Hz. Peygamber’in ve ilk nesillerin sözlerinin ve eylemlerinin sağlıklı bir şekilde sonraki döneme ulaşmasını amaçlayan hadis ilminin tarihin her döneminde muhtelif faaliyetleri olagelmiştir. Hadisin tespiti ve nakli diyebileceğimiz faaliyetler erken dönemlerde büyük gelişme göstermiş ve hadis ilminde temel eserler kaleme alınmıştır. Rivayet asrı denilen ilk üç asırdan sonra hadis usûlüve hadislerin anlaşılmasına yönelik şerh çalışmalarının ilk örnekleri görülmeye başlanmıştır. Ayrıca temel eserlerin yazılmasının akabinde derleme türü olarak nitelenen eserler kaleme alınmış ve hadis tedrisi bu derleme eserler üzerinden yürütülmüştür. 6. asırda dârulhadislerin kurulmasıyla hadis tarihinin kurumsal anlamda yeni bir döneme girdiğini söylemek mümkündür. Bu kurumsallaşmayla birlikte Memlükler dönemi hadis ilminde hemen her alanda önemli gelişmelerin katedildiği ve bu ilmin alt dallarında en mütekâmil eserlerin kaleme alındığı bir dönemdir.
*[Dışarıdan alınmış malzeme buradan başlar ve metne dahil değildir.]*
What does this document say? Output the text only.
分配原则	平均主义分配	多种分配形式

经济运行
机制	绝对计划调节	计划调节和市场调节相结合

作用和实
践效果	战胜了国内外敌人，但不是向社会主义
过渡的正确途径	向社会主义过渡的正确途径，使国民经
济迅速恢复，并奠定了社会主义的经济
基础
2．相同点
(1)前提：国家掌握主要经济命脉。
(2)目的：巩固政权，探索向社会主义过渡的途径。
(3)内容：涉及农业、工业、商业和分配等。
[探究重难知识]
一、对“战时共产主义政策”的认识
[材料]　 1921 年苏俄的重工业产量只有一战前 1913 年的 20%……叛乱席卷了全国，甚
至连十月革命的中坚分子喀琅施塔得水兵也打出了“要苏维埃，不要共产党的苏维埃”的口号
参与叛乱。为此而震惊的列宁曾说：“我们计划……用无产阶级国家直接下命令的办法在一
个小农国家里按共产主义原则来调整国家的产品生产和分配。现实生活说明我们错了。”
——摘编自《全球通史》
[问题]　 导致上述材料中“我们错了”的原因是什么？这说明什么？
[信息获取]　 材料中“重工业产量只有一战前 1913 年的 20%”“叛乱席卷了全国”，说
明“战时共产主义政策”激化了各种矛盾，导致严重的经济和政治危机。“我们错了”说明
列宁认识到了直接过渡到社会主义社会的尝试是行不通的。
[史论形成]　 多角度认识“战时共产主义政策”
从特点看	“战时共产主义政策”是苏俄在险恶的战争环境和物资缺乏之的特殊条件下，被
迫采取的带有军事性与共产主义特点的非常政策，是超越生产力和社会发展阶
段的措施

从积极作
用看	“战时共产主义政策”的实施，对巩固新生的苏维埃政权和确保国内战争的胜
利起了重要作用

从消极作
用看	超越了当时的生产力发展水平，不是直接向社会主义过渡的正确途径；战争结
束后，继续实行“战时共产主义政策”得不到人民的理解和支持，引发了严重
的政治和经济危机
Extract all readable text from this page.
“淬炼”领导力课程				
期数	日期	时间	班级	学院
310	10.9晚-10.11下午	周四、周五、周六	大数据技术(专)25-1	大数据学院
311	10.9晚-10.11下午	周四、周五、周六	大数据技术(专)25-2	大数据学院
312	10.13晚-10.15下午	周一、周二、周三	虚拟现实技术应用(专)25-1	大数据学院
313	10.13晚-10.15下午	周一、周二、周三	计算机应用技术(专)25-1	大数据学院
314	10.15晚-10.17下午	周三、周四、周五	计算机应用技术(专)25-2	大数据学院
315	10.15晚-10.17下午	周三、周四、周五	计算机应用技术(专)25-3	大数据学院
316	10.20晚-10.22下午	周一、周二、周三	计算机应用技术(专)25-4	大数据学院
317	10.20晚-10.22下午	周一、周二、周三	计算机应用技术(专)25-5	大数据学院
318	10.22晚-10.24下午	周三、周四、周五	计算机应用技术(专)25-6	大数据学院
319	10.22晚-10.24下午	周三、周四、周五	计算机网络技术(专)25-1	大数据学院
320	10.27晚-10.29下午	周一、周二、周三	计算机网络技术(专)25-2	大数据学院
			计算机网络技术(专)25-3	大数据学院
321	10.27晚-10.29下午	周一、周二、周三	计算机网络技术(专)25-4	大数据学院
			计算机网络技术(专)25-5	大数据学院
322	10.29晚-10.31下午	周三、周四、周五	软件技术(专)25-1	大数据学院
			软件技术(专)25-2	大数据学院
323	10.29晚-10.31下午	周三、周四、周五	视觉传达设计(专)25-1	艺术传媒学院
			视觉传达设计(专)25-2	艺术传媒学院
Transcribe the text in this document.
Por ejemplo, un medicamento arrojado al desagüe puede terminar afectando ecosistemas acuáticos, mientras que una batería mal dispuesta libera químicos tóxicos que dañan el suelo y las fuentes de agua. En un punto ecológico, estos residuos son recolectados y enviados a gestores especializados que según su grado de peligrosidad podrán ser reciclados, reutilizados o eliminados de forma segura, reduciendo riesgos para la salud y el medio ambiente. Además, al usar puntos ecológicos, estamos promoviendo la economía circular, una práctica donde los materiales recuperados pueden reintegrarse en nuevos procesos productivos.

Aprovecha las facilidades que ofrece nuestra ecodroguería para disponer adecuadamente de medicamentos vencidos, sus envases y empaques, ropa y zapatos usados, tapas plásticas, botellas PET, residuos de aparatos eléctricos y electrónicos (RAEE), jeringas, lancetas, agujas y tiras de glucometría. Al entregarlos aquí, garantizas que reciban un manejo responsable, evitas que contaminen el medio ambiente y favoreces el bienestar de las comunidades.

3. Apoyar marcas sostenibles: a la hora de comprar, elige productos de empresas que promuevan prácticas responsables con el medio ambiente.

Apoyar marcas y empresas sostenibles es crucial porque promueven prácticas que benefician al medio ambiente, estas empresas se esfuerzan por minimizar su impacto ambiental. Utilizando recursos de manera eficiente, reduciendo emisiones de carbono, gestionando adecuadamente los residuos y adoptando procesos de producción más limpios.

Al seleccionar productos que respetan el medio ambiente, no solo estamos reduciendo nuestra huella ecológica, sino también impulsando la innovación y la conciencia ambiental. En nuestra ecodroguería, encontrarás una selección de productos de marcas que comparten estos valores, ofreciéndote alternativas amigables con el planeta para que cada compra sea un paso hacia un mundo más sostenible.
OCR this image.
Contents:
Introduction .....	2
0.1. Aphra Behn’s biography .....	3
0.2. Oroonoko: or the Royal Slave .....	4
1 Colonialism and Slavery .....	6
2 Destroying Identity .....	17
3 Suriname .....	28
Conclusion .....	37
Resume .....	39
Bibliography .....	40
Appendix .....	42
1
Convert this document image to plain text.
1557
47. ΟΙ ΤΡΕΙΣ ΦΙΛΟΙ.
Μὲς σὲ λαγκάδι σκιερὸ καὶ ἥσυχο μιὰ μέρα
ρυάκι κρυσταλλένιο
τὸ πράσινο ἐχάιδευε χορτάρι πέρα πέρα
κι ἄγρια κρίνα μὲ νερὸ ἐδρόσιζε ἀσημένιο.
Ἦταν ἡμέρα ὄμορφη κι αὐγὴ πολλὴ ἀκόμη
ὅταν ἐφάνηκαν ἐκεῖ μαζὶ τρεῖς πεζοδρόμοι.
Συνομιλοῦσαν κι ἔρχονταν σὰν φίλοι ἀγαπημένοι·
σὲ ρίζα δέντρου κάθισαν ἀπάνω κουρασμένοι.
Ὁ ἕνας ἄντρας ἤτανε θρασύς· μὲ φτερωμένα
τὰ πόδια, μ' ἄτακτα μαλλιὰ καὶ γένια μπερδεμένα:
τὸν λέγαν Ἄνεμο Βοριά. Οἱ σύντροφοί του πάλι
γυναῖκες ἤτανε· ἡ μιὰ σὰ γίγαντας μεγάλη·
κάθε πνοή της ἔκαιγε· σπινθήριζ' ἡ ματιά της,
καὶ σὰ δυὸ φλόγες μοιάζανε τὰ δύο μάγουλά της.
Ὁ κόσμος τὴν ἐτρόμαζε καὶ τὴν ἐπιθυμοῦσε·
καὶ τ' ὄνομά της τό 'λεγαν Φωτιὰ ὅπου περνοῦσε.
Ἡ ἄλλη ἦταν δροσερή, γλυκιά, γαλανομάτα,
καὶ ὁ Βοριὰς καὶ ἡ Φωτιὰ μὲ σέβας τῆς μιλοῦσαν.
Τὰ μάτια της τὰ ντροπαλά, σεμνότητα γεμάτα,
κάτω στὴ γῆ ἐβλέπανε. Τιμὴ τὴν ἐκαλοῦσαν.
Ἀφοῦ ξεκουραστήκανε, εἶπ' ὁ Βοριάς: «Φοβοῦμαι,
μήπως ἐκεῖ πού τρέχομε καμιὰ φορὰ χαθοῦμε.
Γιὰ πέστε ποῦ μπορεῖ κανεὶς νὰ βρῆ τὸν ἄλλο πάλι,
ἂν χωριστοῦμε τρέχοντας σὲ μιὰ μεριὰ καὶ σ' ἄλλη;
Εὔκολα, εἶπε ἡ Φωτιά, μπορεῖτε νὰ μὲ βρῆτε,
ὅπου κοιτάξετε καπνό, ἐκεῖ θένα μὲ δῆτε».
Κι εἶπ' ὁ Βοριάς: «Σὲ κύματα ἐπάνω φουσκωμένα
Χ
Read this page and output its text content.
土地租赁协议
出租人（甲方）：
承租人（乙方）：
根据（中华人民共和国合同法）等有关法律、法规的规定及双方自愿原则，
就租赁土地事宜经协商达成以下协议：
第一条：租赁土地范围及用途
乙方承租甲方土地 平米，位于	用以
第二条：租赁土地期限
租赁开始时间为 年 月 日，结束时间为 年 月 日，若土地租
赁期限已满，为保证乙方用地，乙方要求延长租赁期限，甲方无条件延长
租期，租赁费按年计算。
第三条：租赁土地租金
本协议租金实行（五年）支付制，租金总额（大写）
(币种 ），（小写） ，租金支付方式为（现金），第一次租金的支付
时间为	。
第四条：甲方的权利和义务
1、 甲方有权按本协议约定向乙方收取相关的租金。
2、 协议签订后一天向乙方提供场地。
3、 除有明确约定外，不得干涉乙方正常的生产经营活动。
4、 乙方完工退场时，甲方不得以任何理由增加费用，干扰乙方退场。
Memlüklerin Mısır’da hâkim olduğu dönemde tarih sahnesine çıkan Osmanlılarda söz konusu birikiminin ne ölçüde tevarüs ettiği ele alınması gereken alanların başında gelmektedir. Bunun yanında ilk dönem Mâverâünnehir/Horasan bölgesindeki âlimlerin eserleri ve öğrencileriyle irtibat kuran Osmanlı âlimlerinin ne oranda hadis ilmi ile ilgilendikleri incelenmesi gereken bir alandır. Öte yandan Osmanlı Devleti’nin fethettiği her bölgede erken dönemlerden itibaren tesis edilen medrese ve dârülhadislerde hadis ilminin tedrisi ile bu tedrisin hadis ilminin gelişimine etkisinin boyutları da hadis tarihinin Osmanlı dönemine ışık tutacak konuları arasında sayılabilir.
Medreselerde tedris edilmesinin yanında hadis ilminin toplumun geniş kesimlerine aktarımı konusunda yapılan faaliyetlerin incelenmesiyle hadis ilminin Osmanlı toplumu için ifade ettiği anlam daha net ortaya çıkaracaktır. Vaaz edebiyatı eserlerinde ve Hz. Peygamber sevgisi etrafında şekillenen şemâil, hilye, na‘t türü eserlerde hadislerin kullanımı bu konudaki örneklerden bazılarıdır. Ayrıca manzum edebiyatta, mimaride ve sanatta işlenmiş hadisler, hadisin salt bir ilim olmasının ötesinde toplumun kültürüyle iç içe geçmiş bir alan olduğunu da göstermektedir. Bu bağlamda Osmanlı döneminde hadis ilmi aynı zamanda tasavvuf, edebiyat, felsefe gibi farklı ilmî disiplinlerle birlikte ele alınması gereken bir alandır. Zira bu dönemde yazılan hadis şerhleri bu farklı disiplinleri bir araya getiren yorumlar ihtiva etmektedir.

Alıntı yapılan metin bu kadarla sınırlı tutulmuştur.